The school in the area I earlier mentioned was and still is to this day a private school and college for girls and young women who belonged among the wealthy, prestigious families in the country. They have come and gone into all sorts of destiny, from successful politicians and prominent professionals and business entrepreneurs down to prostitutes and the mentally ill. Some are now dead, by natural death, accidents and some by fatal crime. The last one probably brought about the haunts on taxi and bus drivers.
The preceding is a fictional, but possible idea of what happened at the Balete Drive.
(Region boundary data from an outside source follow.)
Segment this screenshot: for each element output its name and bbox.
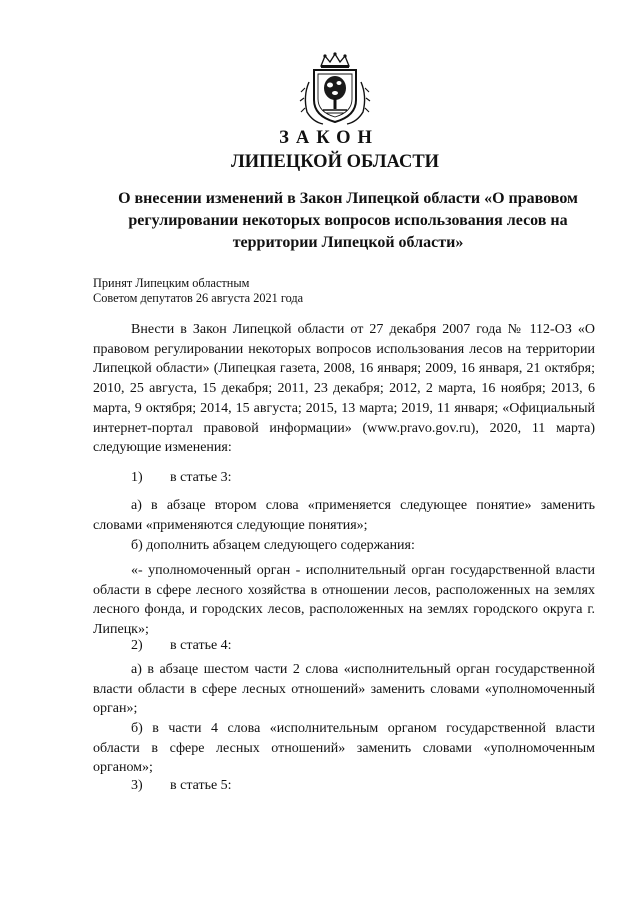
list-number: 2) <box>131 638 143 653</box>
paragraph <box>93 561 595 640</box>
law-region: ЛИПЕЦКОЙ ОБЛАСТИ <box>230 152 440 172</box>
adoption-line: Принят Липецким областным <box>93 276 250 290</box>
law-title: ЗАКОН <box>279 128 379 148</box>
paragraph-text: а) в абзаце втором слова «применяется следующее понятие» заменить словами «применяются следующие понятия»; <box>93 498 595 533</box>
paragraph <box>93 660 595 719</box>
list-number: 1) <box>131 470 143 485</box>
coat-of-arms-icon <box>299 52 371 126</box>
list-number: 3) <box>131 778 143 793</box>
paragraph-text: а) в абзаце шестом части 2 слова «исполнительный орган государственной власти области в сфере лесных отношений» заменить словами «уполномоченный орган»; <box>93 662 595 717</box>
paragraph <box>93 536 595 556</box>
paragraph-text: б) дополнить абзацем следующего содержания: <box>131 538 415 553</box>
list-label: в статье 5: <box>170 778 232 793</box>
list-item <box>131 636 232 656</box>
paragraph-text: б) в части 4 слова «исполнительным органом государственной власти области в сфере лесных отношений» заменить словами «уполномоченным органом»; <box>93 721 595 776</box>
list-item <box>131 468 232 488</box>
list-label: в статье 4: <box>170 638 232 653</box>
paragraph <box>93 496 595 535</box>
paragraph <box>93 719 595 778</box>
adoption-note <box>93 276 303 306</box>
intro-text: Внести в Закон Липецкой области от 27 декабря 2007 года № 112-ОЗ «О правовом регулировании некоторых вопросов использования лесов на территории Липецкой области» (Липецкая газета, 2008, 16 января; 2009, 16 января, 21 октября; 2010, 25 августа, 15 декабря; 2011, 23 декабря; 2012, 2 марта, 16 ноября; 2013, 6 марта, 9 октября; 2014, 15 августа; 2015, 13 марта; 2019, 11 января; «Официальный интернет-портал правовой информации» (www.pravo.gov.ru), 2020, 11 марта) следующие изменения: <box>93 322 595 456</box>
paragraph-text: «- уполномоченный орган - исполнительный орган государственной власти области в сфере лесного хозяйства в отношении лесов, расположенных на землях лесного фонда, и городских лесов, расположенных на землях городского округа г. Липецк»; <box>93 563 595 638</box>
list-item <box>131 776 232 796</box>
adoption-line: Советом депутатов 26 августа 2021 года <box>93 291 304 305</box>
law-heading: О внесении изменений в Закон Липецкой области «О правовом регулировании некоторых вопросов использования лесов на территории Липецкой области» <box>118 190 578 251</box>
list-label: в статье 3: <box>170 470 232 485</box>
intro-paragraph <box>93 320 595 458</box>
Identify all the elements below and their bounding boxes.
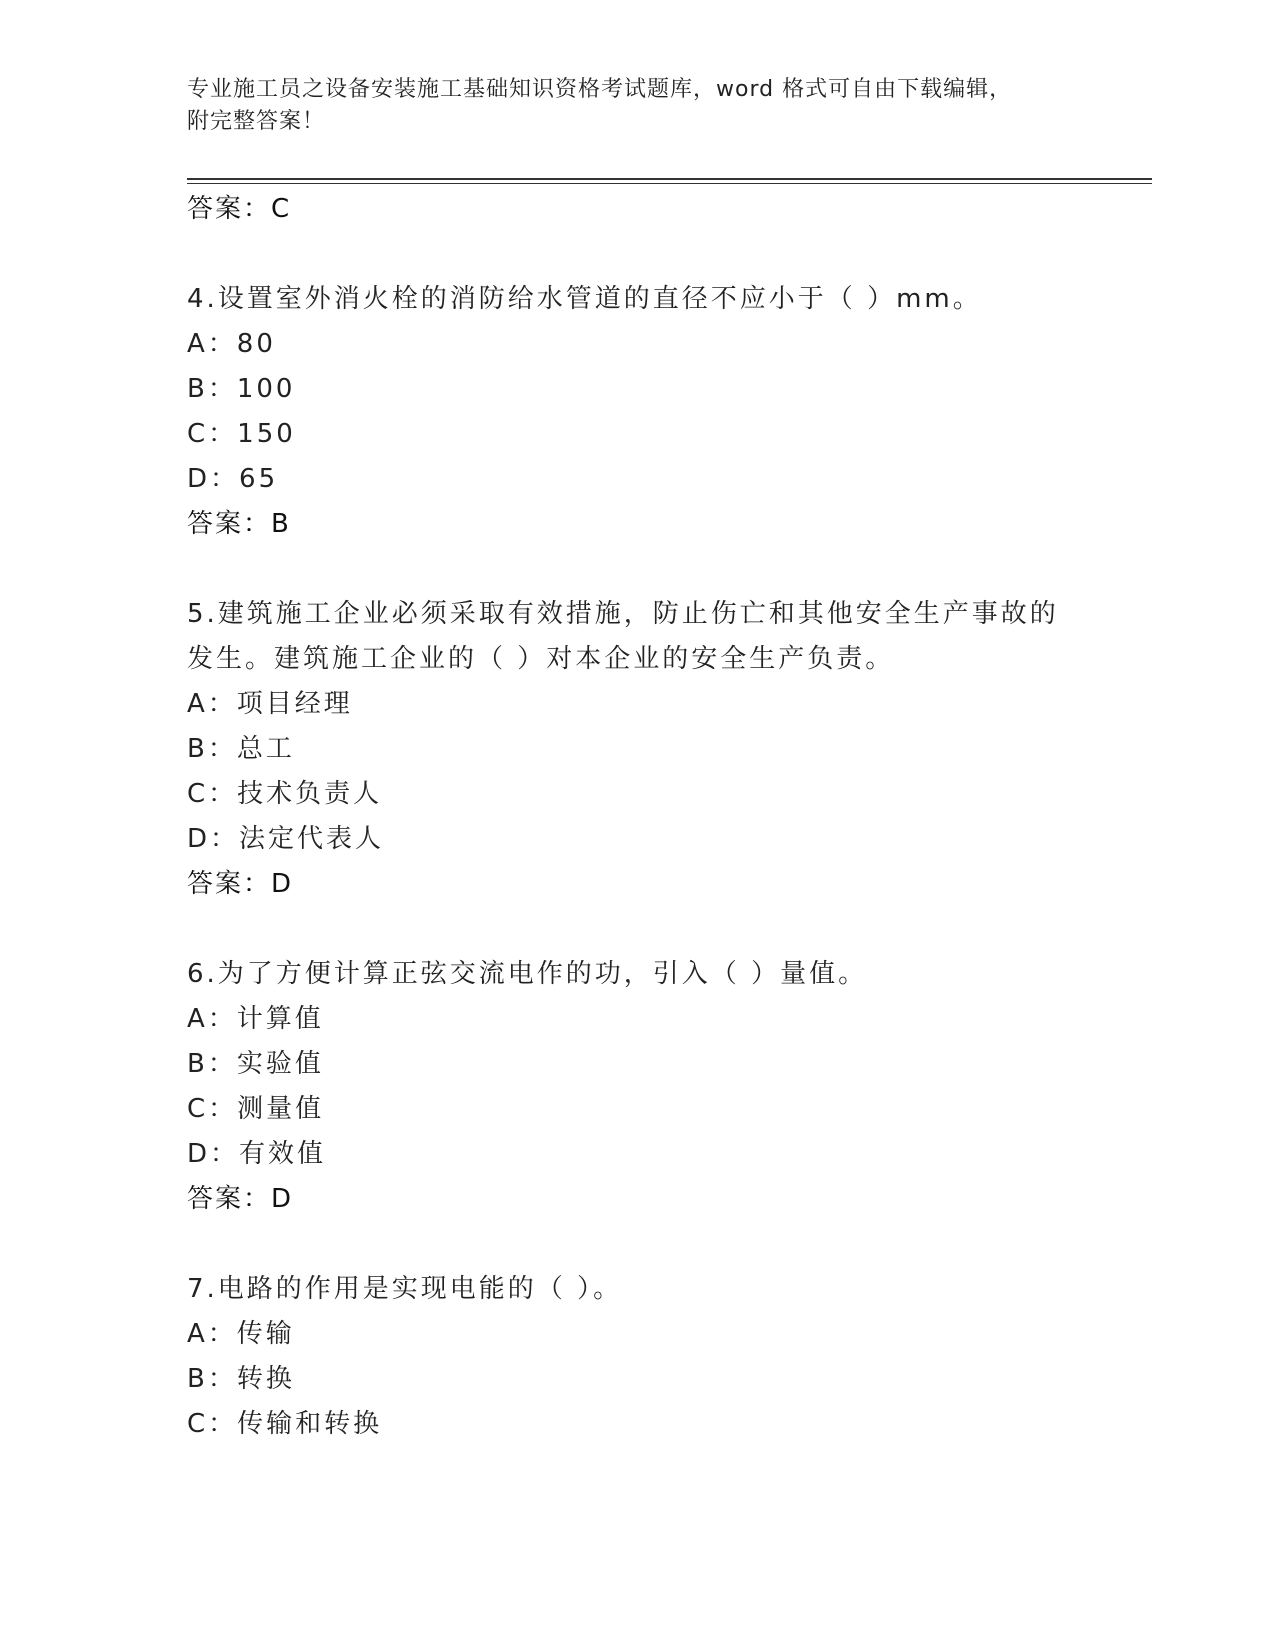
- question-4-answer: 答案：B: [187, 509, 291, 539]
- question-7-option-c: C：传输和转换: [187, 1409, 383, 1439]
- question-7-option-b: B：转换: [187, 1364, 295, 1394]
- question-4-option-b: B：100: [187, 374, 296, 404]
- question-5-option-a: A：项目经理: [187, 689, 353, 719]
- question-5-option-d: D：法定代表人: [187, 824, 385, 854]
- question-6-answer: 答案：D: [187, 1184, 294, 1214]
- question-4-option-a: A：80: [187, 329, 276, 359]
- question-6-option-d: D：有效值: [187, 1139, 327, 1169]
- question-4-option-d: D：65: [187, 464, 279, 494]
- question-5-text-line-1: 5.建筑施工企业必须采取有效措施，防止伤亡和其他安全生产事故的: [187, 599, 1059, 629]
- answer-previous: 答案：C: [187, 194, 292, 224]
- question-4-text: 4.设置室外消火栓的消防给水管道的直径不应小于（ ）mm。: [187, 284, 982, 314]
- question-5-option-b: B：总工: [187, 734, 295, 764]
- question-6-option-c: C：测量值: [187, 1094, 325, 1124]
- question-6-text: 6.为了方便计算正弦交流电作的功，引入（ ）量值。: [187, 959, 868, 989]
- header-divider-thin: [187, 183, 1152, 184]
- question-6-option-a: A：计算值: [187, 1004, 324, 1034]
- header-line-1: 专业施工员之设备安装施工基础知识资格考试题库，word 格式可自由下载编辑，: [187, 77, 1013, 102]
- document-header: [187, 74, 1067, 138]
- question-7-option-a: A：传输: [187, 1319, 295, 1349]
- question-7-text: 7.电路的作用是实现电能的（ ）。: [187, 1274, 623, 1304]
- header-divider-thick: [187, 178, 1152, 180]
- question-6-option-b: B：实验值: [187, 1049, 324, 1079]
- question-5-option-c: C：技术负责人: [187, 779, 383, 809]
- question-4-option-c: C：150: [187, 419, 296, 449]
- question-5-text-line-2: 发生。建筑施工企业的（ ）对本企业的安全生产负责。: [187, 644, 895, 674]
- header-line-2: 附完整答案！: [187, 109, 326, 134]
- question-5-answer: 答案：D: [187, 869, 294, 899]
Criminal activities are not frequent, but not impossible in places such as this. Formal or wild parties are one of the excitements which propel the energies of some of the young women at school – needless to say. What happens before or after the culmination of these excitements is what pushes this young women into any kind of fatal crime possible. Kidnap, rape and homicide are the typical crimes. Before or after the party at around 8:00 pm, an unfortunate young, pretty, high school or college woman in white party dress and perfume could end up dead from this type of crime, probably committed by a sex maniac driving a taxi. She would be missing and the news about her would invade the local news and even TV and radio for a while, then nothing. Isn’t this very common? What would be left for this unfortunate victim who probably had young, ardent ambitions, dreams and plans for her life and her future? Something supernatural and/or paranormal would be all that is left so she can send a message about her unexpected, unfortunate death and may be even equally punish the criminal. Hence the hauntings. The hauntings ended towards the latter part of the 50’s perhaps after whoever the criminal was (may be a cab driver and beyond) had met awesome punishment(s) from the reality beyond fantasy where the young, pretty woman wearing a party dress and perfume would materialize and appear at the Balete Drive under a specific occasion.